Google has quickly narrowed the gap with OpenAI in the AI artificial intelligence race, partly because OpenAI no longer maintains its leading advantage after launching ChatGPT.
This assessment was made by Jerry Tworek, former Vice President in charge of research at OpenAI, who just left the company in early January.
According to Mr. Jerry Tworek, OpenAI once held a clear dominant position after ChatGPT created a major turning point for AI towards consumers. However, that advantage has not been fully exploited.
If you lead and have all the advantages OpenAI once had, then you need to maintain that position," said Mr. Tworek.
Tworek joined OpenAI in 2019, when the company had only about 30 employees. He is considered one of the important architects behind major breakthroughs in advanced reasoning models.
Although not specifying any specific mistakes, he believes that OpenAI wasted the outstanding gap they created in the early stages of ChatGPT.

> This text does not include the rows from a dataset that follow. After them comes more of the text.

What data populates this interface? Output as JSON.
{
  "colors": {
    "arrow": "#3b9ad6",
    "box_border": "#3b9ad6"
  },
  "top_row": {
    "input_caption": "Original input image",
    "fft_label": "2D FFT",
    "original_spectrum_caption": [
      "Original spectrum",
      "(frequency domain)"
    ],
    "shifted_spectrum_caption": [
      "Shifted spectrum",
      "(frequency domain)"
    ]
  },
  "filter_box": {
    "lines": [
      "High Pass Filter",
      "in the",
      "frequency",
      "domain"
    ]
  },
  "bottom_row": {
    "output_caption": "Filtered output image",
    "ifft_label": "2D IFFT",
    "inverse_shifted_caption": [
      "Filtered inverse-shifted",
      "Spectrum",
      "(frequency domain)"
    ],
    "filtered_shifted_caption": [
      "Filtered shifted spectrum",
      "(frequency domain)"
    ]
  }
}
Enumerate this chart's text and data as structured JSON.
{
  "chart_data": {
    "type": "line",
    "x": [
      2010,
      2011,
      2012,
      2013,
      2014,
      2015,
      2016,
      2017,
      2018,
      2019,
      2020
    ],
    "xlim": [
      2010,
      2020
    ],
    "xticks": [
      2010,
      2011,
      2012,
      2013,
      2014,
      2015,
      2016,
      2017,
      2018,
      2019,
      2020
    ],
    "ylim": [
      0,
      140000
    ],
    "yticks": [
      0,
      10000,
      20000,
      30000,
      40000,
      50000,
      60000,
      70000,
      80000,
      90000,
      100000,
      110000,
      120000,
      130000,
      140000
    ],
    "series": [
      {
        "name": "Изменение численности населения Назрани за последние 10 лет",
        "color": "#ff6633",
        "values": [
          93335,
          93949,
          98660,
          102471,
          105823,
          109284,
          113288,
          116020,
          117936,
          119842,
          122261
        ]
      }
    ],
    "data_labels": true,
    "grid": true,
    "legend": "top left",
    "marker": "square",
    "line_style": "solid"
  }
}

Meanwhile, Google was once assessed as reacting slowly to the AI-generating wave but has strongly changed its strategy.
According to Tworek, Google began to consider AI as a top priority, investing in training a series of large-scale language models. As a result, by last year, Google not only caught up with OpenAI in terms of the number of models, but according to some assessments, was also superior in capabilities in some aspects.
Tworek's statements were made in the context that OpenAI is facing increasing competitive pressure, while facing stricter supervision of privacy and user data usage.
According to him, the current competitive environment has fundamentally changed the way companies conduct AI research.
The pressure to both increase user growth and pay for huge computing infrastructure, while racing to create the best model, makes companies increasingly cautious.
This reduces the level of willingness to take risks for bold research directions, which may not yield immediate results.
Tworek believes that general artificial intelligence (AGI) will require revolutionary methods, instead of just expanding existing models.
He predicts AGI may appear around 2029, if the industry is willing to accept new approaches.
This assessment is consistent with the overall picture of the industry. At the World Economic Forum in Davos (Switzerland), Microsoft CEO Satya Nadella described competition in AI as "quite fierce" and said that its impact will soon be clearly reflected in global GDP growth.
Meanwhile, DeepMind CEO Demis Hassabis called this the "fiercest competitive environment" the technology world has ever witnessed.
The AI race is entering a new phase, where there is no room for complacency, even for those who used to lead.